The National Oil Company (NOIC) has embarked on the construction of a 2 000 tonne liquefied petroleum gas (LPG) handling depot in Ruwa at an estimated cost of $29,6 million.
The development comes at a time when the use of gas, particularly by households, is rising in the country, thereby demonstrating its acceptance by consumers.
LPG use has come to the fore riding on the development of new settlements across the country. Some of the areas are not yet electrified. Other power users are opting for the energy source to cut grid electricity costs.
Outgoing Permanent Secretary in the Ministry of Energy and Power Development, Mr Partson Mbiriri, told The Sunday Mail Business after a recent NOIC 4th annual general meeting that the LPG depot will be constructed in phases.
The first phase, which seeks to establish 500 tonnes of storage, is earmarked for completion by end of next year and will gobble $7,8 million.
Said Mr Mbiriri: “We have embarked on the construction of a 2 000 tonne Liquefied Petroleum Gas handling facility in Ruwa.
“The first phase to establish 500 tonnes of storage is expected to be completed by 31 December 2019. The cost of the first phase stands at $7,8 million.”
The overall cost for the depot has been tentatively set at $29,6 million but the cost can either go up or down depending on the cost of materials.
Further, the overall cost of the depot could also be influenced by technological developments.
Mr Mbiriri confirmed that currently, the total cost would be difficult to determine.
“It is certain at this point in time that the cost is an estimate. The bulk of the equipment is imported. The pipes will be imported depending on the cost and the extent at which exchange rates will be applicable.
“So one can do a simple computation based on $7,8 million for 500 tonnes. It is compounded by the fact that as technology improves, costs invariably come down,” he said.
NOIC, which is mandated to ensure the security of fuel supply in the country through the provision of bulk fuel transportation, storage, re-delivery service and also trades in petroleum products and ethanol; has been investing heavily in infrastructure development.
Last year, the company continued with the implementation of other projects such as the construction of two ethanol storage tanks at the Mabvuku Depot.
The tank has a capacity of six million litres and the project is scheduled to be completed by December 31 this year.
The cost of the project stands at $6 million.
NOIC is also developing storage and handling facilities for Jet A1 fuel at the Robert Gabriel Mugabe International Airport at a cost of $9,3 million.
All the projects are being financed from the company’s own resources and the progress of implementation is largely determined by the availability of foreign currency to import required materials.
LPG imports surge
The Zimbabwe Energy Regulatory Authority (Zera) says imports of gas jumped 18 percent to 20,06kg in the first six months of the year, compared to the same period last year.

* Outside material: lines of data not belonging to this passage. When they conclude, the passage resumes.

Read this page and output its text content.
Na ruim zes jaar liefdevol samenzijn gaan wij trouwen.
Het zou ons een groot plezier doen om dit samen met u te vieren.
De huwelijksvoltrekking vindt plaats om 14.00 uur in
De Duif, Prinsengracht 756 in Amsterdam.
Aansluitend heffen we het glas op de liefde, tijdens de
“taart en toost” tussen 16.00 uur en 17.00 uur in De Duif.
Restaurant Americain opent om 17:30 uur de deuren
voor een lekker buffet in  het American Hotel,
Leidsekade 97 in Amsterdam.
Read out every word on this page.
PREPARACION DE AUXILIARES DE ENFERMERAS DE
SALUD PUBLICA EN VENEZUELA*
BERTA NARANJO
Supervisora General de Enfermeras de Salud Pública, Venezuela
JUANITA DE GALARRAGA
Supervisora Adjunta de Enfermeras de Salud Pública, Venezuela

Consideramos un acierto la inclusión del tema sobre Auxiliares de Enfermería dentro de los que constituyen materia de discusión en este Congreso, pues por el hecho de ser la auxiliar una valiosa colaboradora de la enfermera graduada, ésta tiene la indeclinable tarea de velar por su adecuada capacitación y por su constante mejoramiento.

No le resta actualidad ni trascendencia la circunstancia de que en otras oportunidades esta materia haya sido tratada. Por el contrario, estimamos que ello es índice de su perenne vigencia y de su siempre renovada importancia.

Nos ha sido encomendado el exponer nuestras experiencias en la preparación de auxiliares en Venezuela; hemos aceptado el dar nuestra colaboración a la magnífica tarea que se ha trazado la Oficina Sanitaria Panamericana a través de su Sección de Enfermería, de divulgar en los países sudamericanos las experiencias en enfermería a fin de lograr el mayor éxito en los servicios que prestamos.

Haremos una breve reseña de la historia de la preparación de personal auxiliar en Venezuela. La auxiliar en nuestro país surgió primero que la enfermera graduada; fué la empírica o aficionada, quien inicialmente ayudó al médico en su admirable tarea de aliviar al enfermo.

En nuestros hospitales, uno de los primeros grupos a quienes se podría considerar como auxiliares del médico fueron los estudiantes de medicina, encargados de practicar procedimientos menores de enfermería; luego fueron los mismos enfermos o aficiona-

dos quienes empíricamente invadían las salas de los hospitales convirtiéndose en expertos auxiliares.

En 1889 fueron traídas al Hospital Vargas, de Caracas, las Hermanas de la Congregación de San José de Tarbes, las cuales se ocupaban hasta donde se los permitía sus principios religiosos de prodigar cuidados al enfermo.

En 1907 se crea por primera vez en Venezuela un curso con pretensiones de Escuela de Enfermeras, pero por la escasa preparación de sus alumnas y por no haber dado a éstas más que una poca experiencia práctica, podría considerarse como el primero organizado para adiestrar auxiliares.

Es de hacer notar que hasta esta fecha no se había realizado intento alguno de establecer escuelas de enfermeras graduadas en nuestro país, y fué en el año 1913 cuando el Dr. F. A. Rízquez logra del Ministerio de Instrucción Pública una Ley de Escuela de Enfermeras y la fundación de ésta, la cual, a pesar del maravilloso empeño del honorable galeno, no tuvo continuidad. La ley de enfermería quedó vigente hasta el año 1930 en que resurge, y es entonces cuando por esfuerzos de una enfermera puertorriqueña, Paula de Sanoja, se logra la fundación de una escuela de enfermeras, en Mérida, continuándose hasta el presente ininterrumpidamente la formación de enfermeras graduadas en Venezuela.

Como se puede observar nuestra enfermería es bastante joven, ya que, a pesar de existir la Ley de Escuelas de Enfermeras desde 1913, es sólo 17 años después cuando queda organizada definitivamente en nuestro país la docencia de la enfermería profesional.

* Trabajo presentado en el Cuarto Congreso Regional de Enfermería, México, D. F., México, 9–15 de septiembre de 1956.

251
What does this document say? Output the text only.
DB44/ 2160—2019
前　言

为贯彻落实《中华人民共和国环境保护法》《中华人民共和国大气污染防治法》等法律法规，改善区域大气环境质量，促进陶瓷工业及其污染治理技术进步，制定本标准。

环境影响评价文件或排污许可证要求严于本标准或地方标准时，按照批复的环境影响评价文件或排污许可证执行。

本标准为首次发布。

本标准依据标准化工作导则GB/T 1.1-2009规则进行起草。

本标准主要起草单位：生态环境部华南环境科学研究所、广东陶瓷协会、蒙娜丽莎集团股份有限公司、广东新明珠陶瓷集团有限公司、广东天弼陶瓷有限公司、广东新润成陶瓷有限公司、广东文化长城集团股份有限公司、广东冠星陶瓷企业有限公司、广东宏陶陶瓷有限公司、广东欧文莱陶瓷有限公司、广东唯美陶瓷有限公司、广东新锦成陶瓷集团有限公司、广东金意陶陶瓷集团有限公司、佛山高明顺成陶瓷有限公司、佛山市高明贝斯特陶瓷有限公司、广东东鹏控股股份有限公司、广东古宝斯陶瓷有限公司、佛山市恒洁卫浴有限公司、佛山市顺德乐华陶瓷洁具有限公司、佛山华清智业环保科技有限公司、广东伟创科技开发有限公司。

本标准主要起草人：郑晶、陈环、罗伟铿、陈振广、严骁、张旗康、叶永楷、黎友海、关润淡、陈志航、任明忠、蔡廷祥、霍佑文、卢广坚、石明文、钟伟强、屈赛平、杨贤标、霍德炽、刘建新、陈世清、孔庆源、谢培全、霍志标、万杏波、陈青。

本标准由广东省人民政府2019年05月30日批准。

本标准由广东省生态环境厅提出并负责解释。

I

Outgoing Zera chief executive officer, Engineer Gloria Magombo, said gas penetration in the domestic sector has spurred the jump.
“LPG imports have also been going up over the same period (first six months), indicating increased penetration mostly into the domestic sector,” said Eng Magombo in emailed responses.
“A comparison of January to June 2017 against the same period in 2018 shows that imports have increased by 18 percent from a figure of 17 kg in 2017,” she said.
Last year, the importation of LPG also rose 67 percent between January and June, indicating that the use of the alternative form of energy was gaining traction in the country.
LPG imports stood at 1,5 million kgs in January but ballooned to 2,5 million kgs in June last year.
The rise in gas imports is also attributed to the awareness campaigns that Zera embarked on its safe use.
Experts say LPG is a safe alternative source of energy for lighting, cooking and heating.
Initially, there was general apathy over adopting gas as a form of energy, largely because of alleged safety concerns.
However, since 2014 when LPG started to gain traction in the country, only one death and eight injuries were recorded by mid last year.
Zera investigations revealed that such accidents occurred when consumers bought LPG from unlicensed and illegal retailers.
Updated figures on injuries and deaths as a result of LPG could not be obtained by the time of going to print.
Many people are now turning to LPG for cooking and heating due to its lower costs averaging $2 per kg, with estimates showing that a family of four requires about 7kgs per month.
Grid electricity costs about $30 per month for a family of about five people.
Zera says the cost of saving power when consumers switch to LPG for cooking and heating, among other energy efficiency measures, is much cheaper.
When citizens use about 2 500 tonnes of gas per month for cooking and heating, it is estimated that 104,4 megawatts (MW) of grid electricity would have been saved.
With more citizens embracing gas as a form of energy, the country had 16 wholesale or import licences, and 126 retail licences as at December 31, 2016.
From January to the end of February 2017, Zera had licensed 44 retailers and eight more wholesalers or importers.